Beralih ke problematika yuridis, permasalahan kawasan perbatasan tidak hanya sekedar menegaskan garis batas negara, tetapi jauh lebih penting perbatasan sebagai bagian dari wilayah negara dimana pengelolaannya tidak terlepas dari kebijakan maupun peraturan yang bersifat nasional sehingga dapat tercipta lingkungan yang kondusif baik untuk kepentingan masyarakat, bangsa, dan negara.
Mahendra berpendapat terdapat banyak tumpang tindih undang-undang dan lembaga yang mengatur mekanisme perbatasan RI. Banyak terdapat disharmoni (atau ketidaksinkronan) dalam perundang-undangan seperti terjadinya perbedaan penafsiran kewenangan dalam kerangka otonomi daerah.
Masalah lain misalnya instrument hukum ratifikasi perjanjian batas negara dan titik koordinat yang beragam. Dari segi lembaga pun tidak efektif dan efisien karena jumlah institusi yang terlibat banyak dan sering tumpang tindih.
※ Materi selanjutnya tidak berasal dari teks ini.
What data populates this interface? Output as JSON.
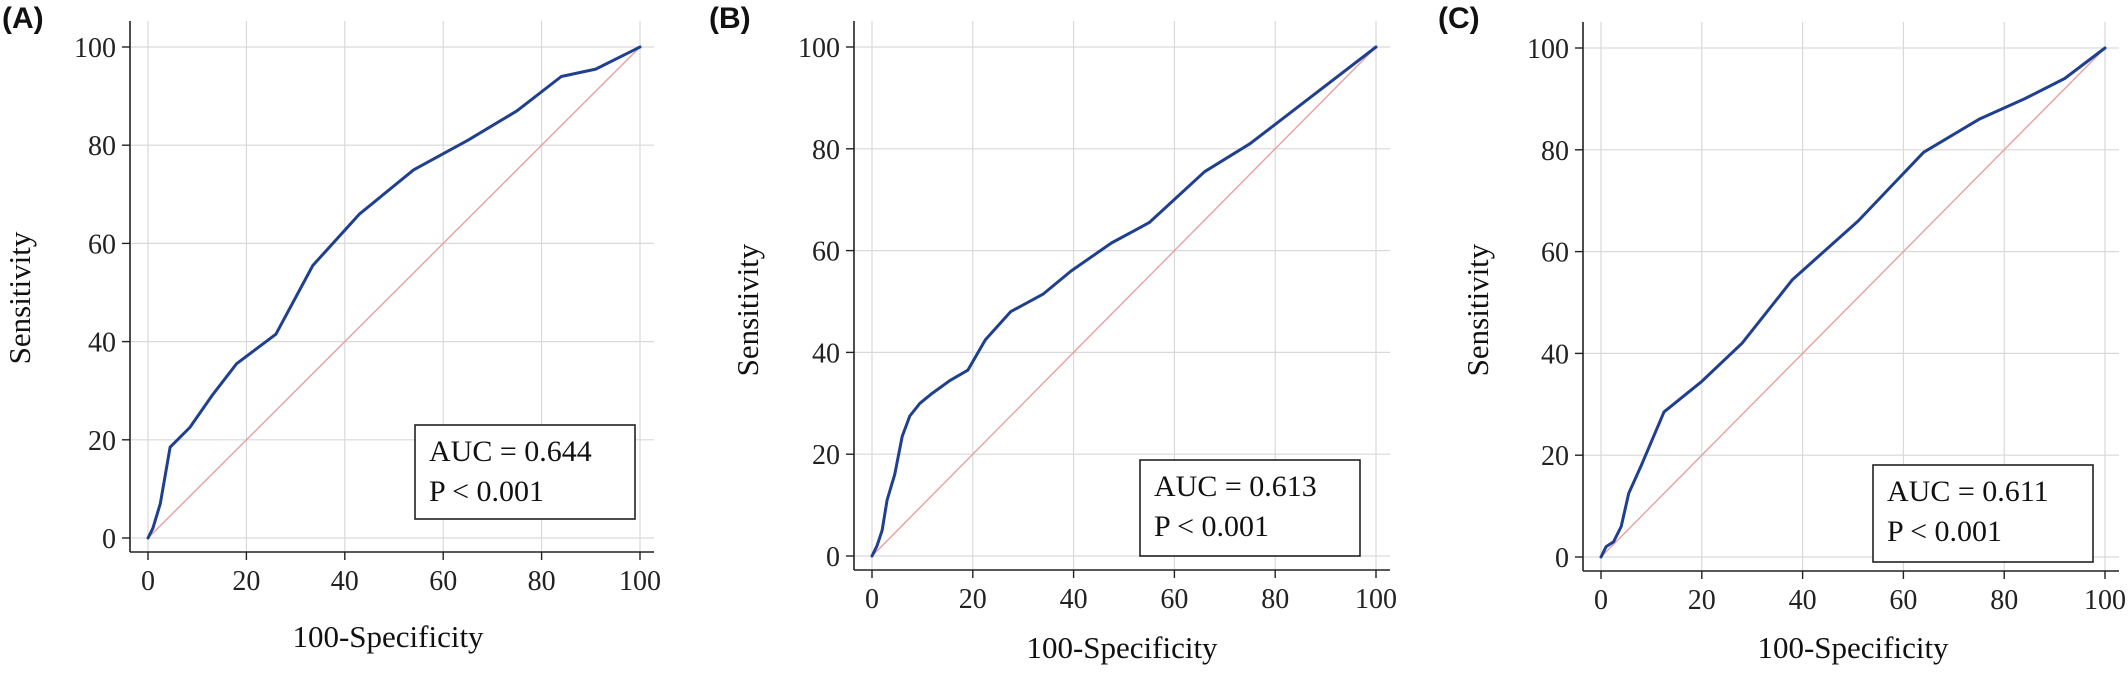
{
  "chart_data": [
    {
      "type": "line",
      "panel_label": "(A)",
      "xlabel": "100-Specificity",
      "ylabel": "Sensitivity",
      "xlim": [
        0,
        100
      ],
      "ylim": [
        0,
        100
      ],
      "xticks": [
        0,
        20,
        40,
        60,
        80,
        100
      ],
      "yticks": [
        0,
        20,
        40,
        60,
        80,
        100
      ],
      "grid": true,
      "reference_line": {
        "x": [
          0,
          100
        ],
        "y": [
          0,
          100
        ],
        "color": "#e8a0a0"
      },
      "series": [
        {
          "color": "#1f3f8f",
          "x": [
            0,
            1,
            2.5,
            4.5,
            8.5,
            13,
            18,
            26,
            33.5,
            43,
            54,
            65,
            75,
            84,
            91,
            100
          ],
          "y": [
            0,
            2,
            7,
            18.5,
            22.5,
            29,
            35.5,
            41.5,
            55.5,
            66,
            75,
            81,
            87,
            94,
            95.5,
            100
          ]
        }
      ],
      "annotation": {
        "auc": "AUC = 0.644",
        "p": "P < 0.001"
      }
    },
    {
      "type": "line",
      "panel_label": "(B)",
      "xlabel": "100-Specificity",
      "ylabel": "Sensitivity",
      "xlim": [
        0,
        100
      ],
      "ylim": [
        0,
        100
      ],
      "xticks": [
        0,
        20,
        40,
        60,
        80,
        100
      ],
      "yticks": [
        0,
        20,
        40,
        60,
        80,
        100
      ],
      "grid": true,
      "reference_line": {
        "x": [
          0,
          100
        ],
        "y": [
          0,
          100
        ],
        "color": "#e8a0a0"
      },
      "series": [
        {
          "color": "#1f3f8f",
          "x": [
            0,
            1,
            2,
            3,
            4.5,
            6,
            7.5,
            9.5,
            12,
            15.5,
            19,
            22.5,
            27.5,
            34,
            39.5,
            47.5,
            55,
            66,
            75,
            100
          ],
          "y": [
            0,
            2,
            5,
            11,
            16,
            23.5,
            27.5,
            30,
            32,
            34.5,
            36.5,
            42.5,
            48,
            51.5,
            56,
            61.5,
            65.5,
            75.5,
            81,
            100
          ]
        }
      ],
      "annotation": {
        "auc": "AUC = 0.613",
        "p": "P < 0.001"
      }
    },
    {
      "type": "line",
      "panel_label": "(C)",
      "xlabel": "100-Specificity",
      "ylabel": "Sensitivity",
      "xlim": [
        0,
        100
      ],
      "ylim": [
        0,
        100
      ],
      "xticks": [
        0,
        20,
        40,
        60,
        80,
        100
      ],
      "yticks": [
        0,
        20,
        40,
        60,
        80,
        100
      ],
      "grid": true,
      "reference_line": {
        "x": [
          0,
          100
        ],
        "y": [
          0,
          100
        ],
        "color": "#e8a0a0"
      },
      "series": [
        {
          "color": "#1f3f8f",
          "x": [
            0,
            1,
            2.5,
            4,
            5.5,
            8,
            12.5,
            20,
            28,
            38,
            51,
            64,
            75,
            84,
            92,
            100
          ],
          "y": [
            0,
            2,
            3,
            6,
            12.5,
            18,
            28.5,
            34.5,
            42,
            54.5,
            66,
            79.5,
            86,
            90,
            94,
            100
          ]
        }
      ],
      "annotation": {
        "auc": "AUC = 0.611",
        "p": "P < 0.001"
      }
    }
  ]
}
Mereka menggunakan data informasi yang tidak sama dalam mengambil suatu kebijakan. Oleh karenanya, Mahendra menawarkan konsep pembaruan hukum dengan ide one regulation one body.
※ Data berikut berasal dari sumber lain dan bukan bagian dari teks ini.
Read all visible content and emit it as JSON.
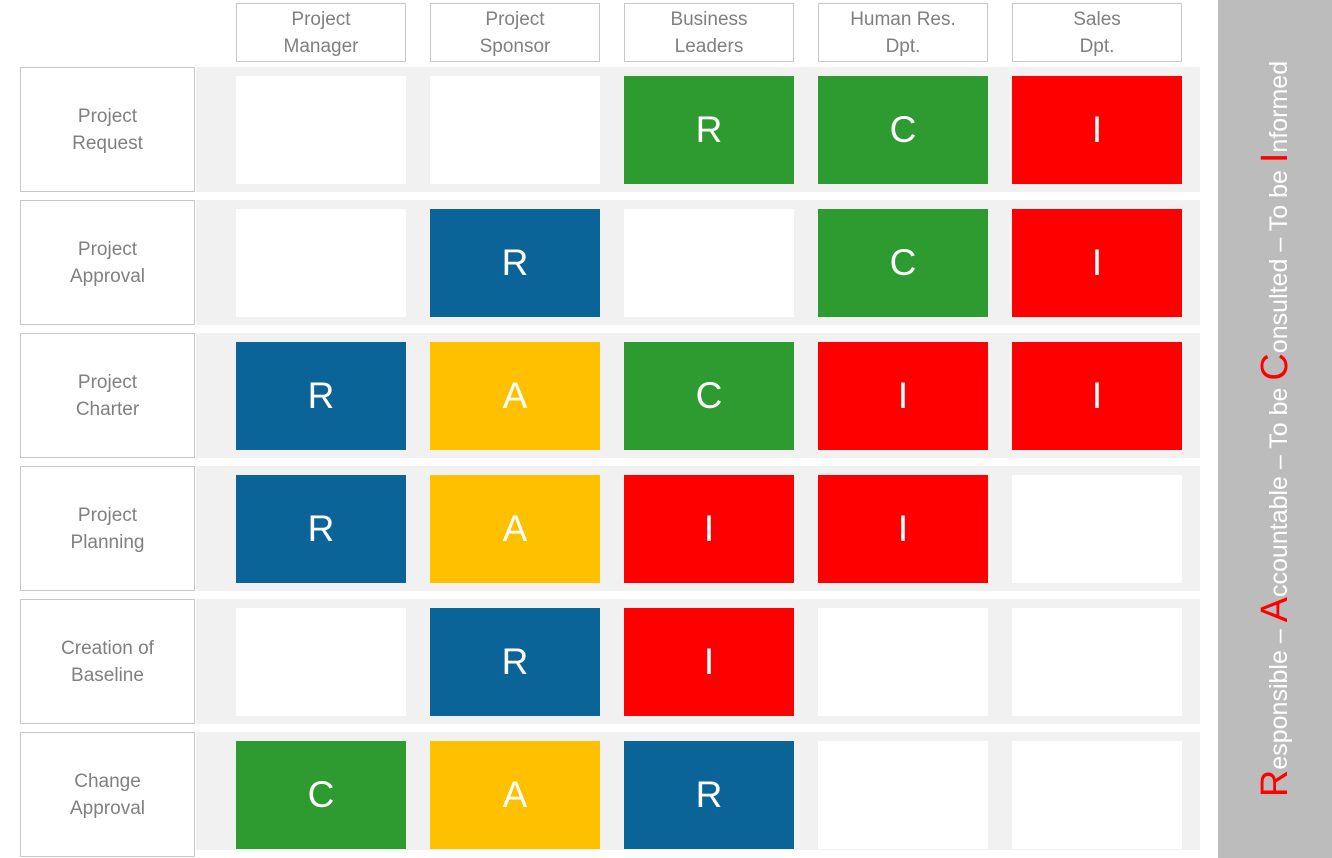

Ide one regulation dikonkritkan dengan usulan pembentukan UU wilayah NKRI yang secara substansial mengatur seluruh aspek kewilayahan NKRI, baik yang berada di bawah kedaulatan penuh, hak berdaulat ataupun hak-hak lain sebagaimana diatur hukum internasional, mulai dari bawah tanah sampai ruang angkasa, termasuk di dalamnya, pengaturan dan pembentukan badan yang berkempeten dan berwewenang atas kawasan perbatasan.
Dari ide one regulation one body ini, paradigm yang diharapkan adalah pembangunan, pengembangan dan pengelolaan wilayah NKRI yang komprehensif, efektif, efisien, dan berbasis teknologi. Teknologi yang dimaksud di sini adalah teknologi geospasial yang menghasilkan data dan informasi geospasial. Data dan informasi geospasial ini wajib dimanfaatkan dalam setiap proses pembangunan, pengembangan dan pengelolaan wilayah NKRI (termasuk kawasan perbatasan di dalamnya).
Mahendra menyarankan supaya para pemangku kebijakan dan juga masyarakat Indonesia disarankan agar mulai mengubah paradigm dan orientasi pembanguan kewilayahan NKRI konvensional menjadi pembangunan, pengembangan dan pengelolaan wilayah NKRI yang komprehensif, efektif, efisien, dan berbasis teknologi.
Tanpa harus menunggu lagi ide UU wilayah NKRI dan ide BNKP RI terealisasi, setiap kegiatan perencanaan pembangunan, pengembangan dan pengelolaan wilayah NKRI wajib memanfaatkan teknologi geospasial yang menghasilkan data dan informasi geospasial sebagai bagian dari proses perencanaan tersebut.
Walaupun sesungguhnya pemanfaatan teknologi geospasial ini tidak terbatas pada kegiatan perencanaan saja, tetapi sangat penting juga untuk dimanfaatkan pada kegiatan penataan, pelaksanaan, pengawasan dan evaluasi pembangunan, pengembangan dan pengelolaan wilayah NKRI.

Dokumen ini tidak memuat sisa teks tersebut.